Xander stops us directly in front of the cotton candy booth and turns to face me. “This is the only way one should consume sugar,” he says, before ordering the puffiest cloud of sugar on a stick.

Then, he holds the stick with a cloud of candy bigger than my head between us and proceeds to rip off a massive chunk and shove it in his mouth. There’s a bit of cotton candy sticking out that his tongue sweeps up in a matter of seconds. He’s the one eating cotton candy, and I’m the one who’s drooling.

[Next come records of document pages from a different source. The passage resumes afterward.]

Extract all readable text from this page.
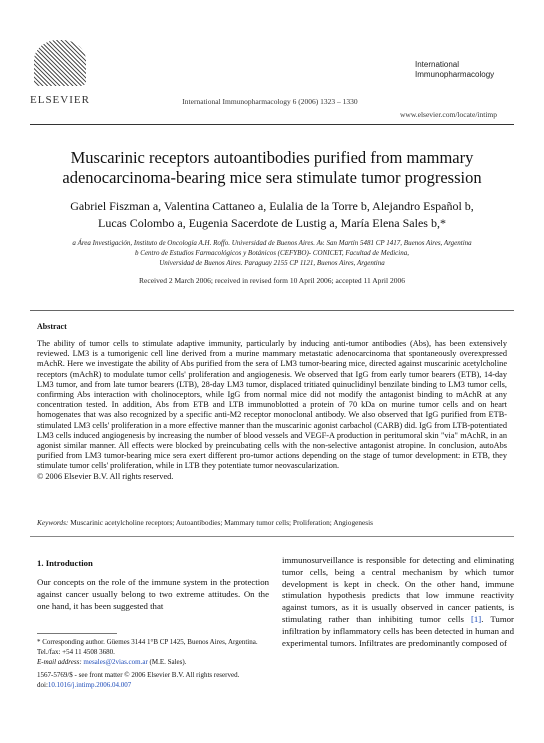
ELSEVIER	International Immunopharmacology 6 (2006) 1323 – 1330
International
Immunopharmacology
www.elsevier.com/locate/intimp
Muscarinic receptors autoantibodies purified from mammary
adenocarcinoma-bearing mice sera stimulate tumor progression
Gabriel Fiszman a, Valentina Cattaneo a, Eulalia de la Torre b, Alejandro Español b,
Lucas Colombo a, Eugenia Sacerdote de Lustig a, María Elena Sales b,*
a Área Investigación, Instituto de Oncología A.H. Roffo. Universidad de Buenos Aires. Av. San Martín 5481 CP 1417, Buenos Aires, Argentina
b Centro de Estudios Farmacológicos y Botánicos (CEFYBO)- CONICET, Facultad de Medicina,
Universidad de Buenos Aires. Paraguay 2155 CP 1121, Buenos Aires, Argentina
Received 2 March 2006; received in revised form 10 April 2006; accepted 11 April 2006
Abstract
The ability of tumor cells to stimulate adaptive immunity, particularly by inducing anti-tumor antibodies (Abs), has been extensively reviewed. LM3 is a tumorigenic cell line derived from a murine mammary metastatic adenocarcinoma that spontaneously overexpressed mAchR. Here we investigate the ability of Abs purified from the sera of LM3 tumor-bearing mice, directed against muscarinic acetylcholine receptors (mAchR) to modulate tumor cells' proliferation and angiogenesis. We observed that IgG from early tumor bearers (ETB), 14-day LM3 tumor, and from late tumor bearers (LTB), 28-day LM3 tumor, displaced tritiated quinuclidinyl benzilate binding to LM3 tumor cells, confirming Abs interaction with cholinoceptors, while IgG from normal mice did not modify the antagonist binding to mAchR at any concentration tested. In addition, Abs from ETB and LTB immunoblotted a protein of 70 kDa on murine tumor cells and on heart homogenates that was also recognized by a specific anti-M2 receptor monoclonal antibody. We also observed that IgG purified from ETB-stimulated LM3 cells' proliferation in a more effective manner than the muscarinic agonist carbachol (CARB) did. IgG from LTB-potentiated LM3 cells induced angiogenesis by increasing the number of blood vessels and VEGF-A production in peritumoral skin "via" mAchR, in an agonist similar manner. All effects were blocked by preincubating cells with the non-selective antagonist atropine. In conclusion, autoAbs purified from LM3 tumor-bearing mice sera exert different pro-tumor actions depending on the stage of tumor development: in ETB, they stimulate tumor cells' proliferation, while in LTB they potentiate tumor neovascularization.
© 2006 Elsevier B.V. All rights reserved.
Keywords: Muscarinic acetylcholine receptors; Autoantibodies; Mammary tumor cells; Proliferation; Angiogenesis
1. Introduction
Our concepts on the role of the immune system in the protection against cancer usually belong to two extreme attitudes. On the one hand, it has been suggested that
immunosurveillance is responsible for detecting and eliminating tumor cells, being a central mechanism by which tumor development is kept in check. On the other hand, immune stimulation hypothesis predicts that low immune reactivity against tumors, as it is usually observed in cancer patients, is stimulating rather than inhibiting tumor cells [1]. Tumor infiltration by inflammatory cells has been detected in human and experimental tumors. Infiltrates are predominantly composed of
* Corresponding author. Güemes 3144 1°B CP 1425, Buenos Aires, Argentina. Tel./fax: +54 11 4508 3680.
E-mail address: mesales@2vias.com.ar (M.E. Sales).
1567-5769/$ - see front matter © 2006 Elsevier B.V. All rights reserved.
doi:10.1016/j.intimp.2006.04.007
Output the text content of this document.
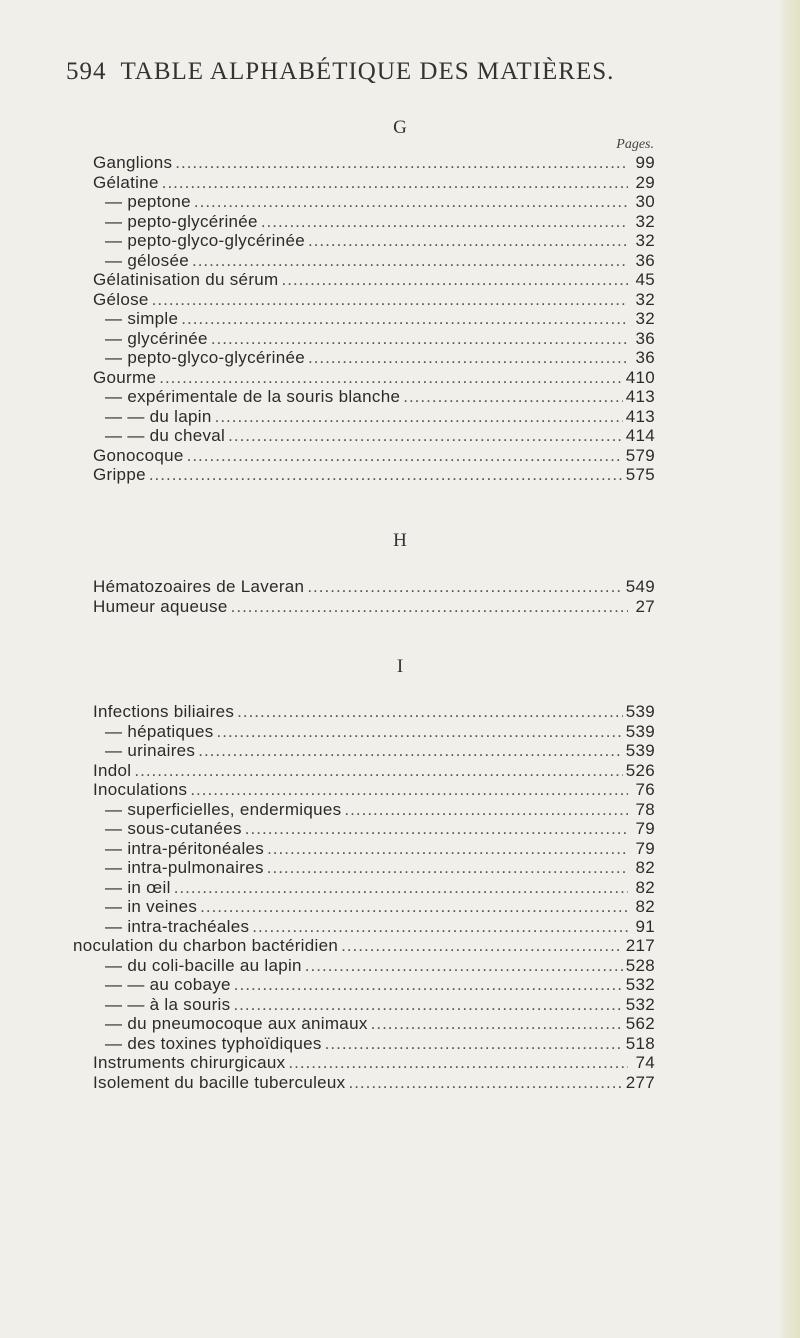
594 TABLE ALPHABÉTIQUE DES MATIÈRES.
G
Pages.
Ganglions .....	99
Gélatine .....	29
— peptone .....	30
— pepto-glycérinée .....	32
— pepto-glyco-glycérinée .....	32
— gélosée .....	36
Gélatinisation du sérum .....	45
Gélose .....	32
— simple .....	32
— glycérinée .....	36
— pepto-glyco-glycérinée .....	36
Gourme .....	410
— expérimentale de la souris blanche .....	413
— — du lapin .....	413
— — du cheval .....	414
Gonocoque .....	579
Grippe .....	575
H
Hématozoaires de Laveran .....	549
Humeur aqueuse .....	27
I
Infections biliaires .....	539
— hépatiques .....	539
— urinaires .....	539
Indol .....	526
Inoculations .....	76
— superficielles, endermiques .....	78
— sous-cutanées .....	79
— intra-péritonéales .....	79
— intra-pulmonaires .....	82
— in œil .....	82
— in veines .....	82
— intra-trachéales .....	91
noculation du charbon bactéridien .....	217
— du coli-bacille au lapin .....	528
— — au cobaye .....	532
— — à la souris .....	532
— du pneumocoque aux animaux .....	562
— des toxines typhoïdiques .....	518
Instruments chirurgicaux .....	74
Isolement du bacille tuberculeux .....	277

“Is this the ‘fun’ you were talking about?” I say.

Xander takes another chunk and holds it inches from my lips. “You tell me,” he says, waiting.

The longer I wait to swipe the cotton candy, the more suggestive this gesture gets. So I open my mouth and lean ever so slightly forward to take the chunk while trying to avoid his fingertips, but I misjudge and only get the tiniest whisp of spun sugar between my lips.

Before I know it, Xander’s palm is over my mouth, essentially shoving the entire chunk in. Something I’d expect from Em, not my “date.”

The cotton candy melts in my mouth on contact, but I’m too distracted to care that I’ve just mainlined sugar in the tastiest format. “Hey!” I say, reaching for a hunk of cotton candy myself. I shove it in his mouth.

He ducks my first attempt, a twinkle of mischief in his eye, but I get him on my second one. The difference between us is that I keep my hand over his mouth.

“Oh, this is the only way one should consume sugar, is it?” I say, mocking him. He tries to say something, but it’s all just muffled noises. “Are you enjoying it?”

He’s eyes widen and before I know it, he bares his teeth and takes a nibble of my palm.

I pull my hand back really quick. A smug expression is on his face.

“Do you know where these hands have been?” I say, cocking my head. “From the sleep study to the carnival. I haven’t washed them, once.”

“Ew, gross,” he says, trying to channel the sass of a preteen who found out girls have cooties.

We both descend into fits of laughter before he grabs my hand and we’re off, past the food vendors and into rows and rows of rides.

“This way,” Xander says, as he does a double take before veering us off the path. He pushes me up against the back entrance to the haunted house, keeping us out of sight.

I look down and his chest is so close to mine that if I take a breath, we’ll be touching. So I don’t. Then, he leans forward and looks past me. The problem? His neck is inches away from my lips. And that signature smell dares me to nibble on his skin.

Okay, so turns out carnivals aren’t just a great place to murder someone. It also seems like a great place to hook up with someone. So many places to make out off the path, hidden between rides, and moaning so loud no one can hear you.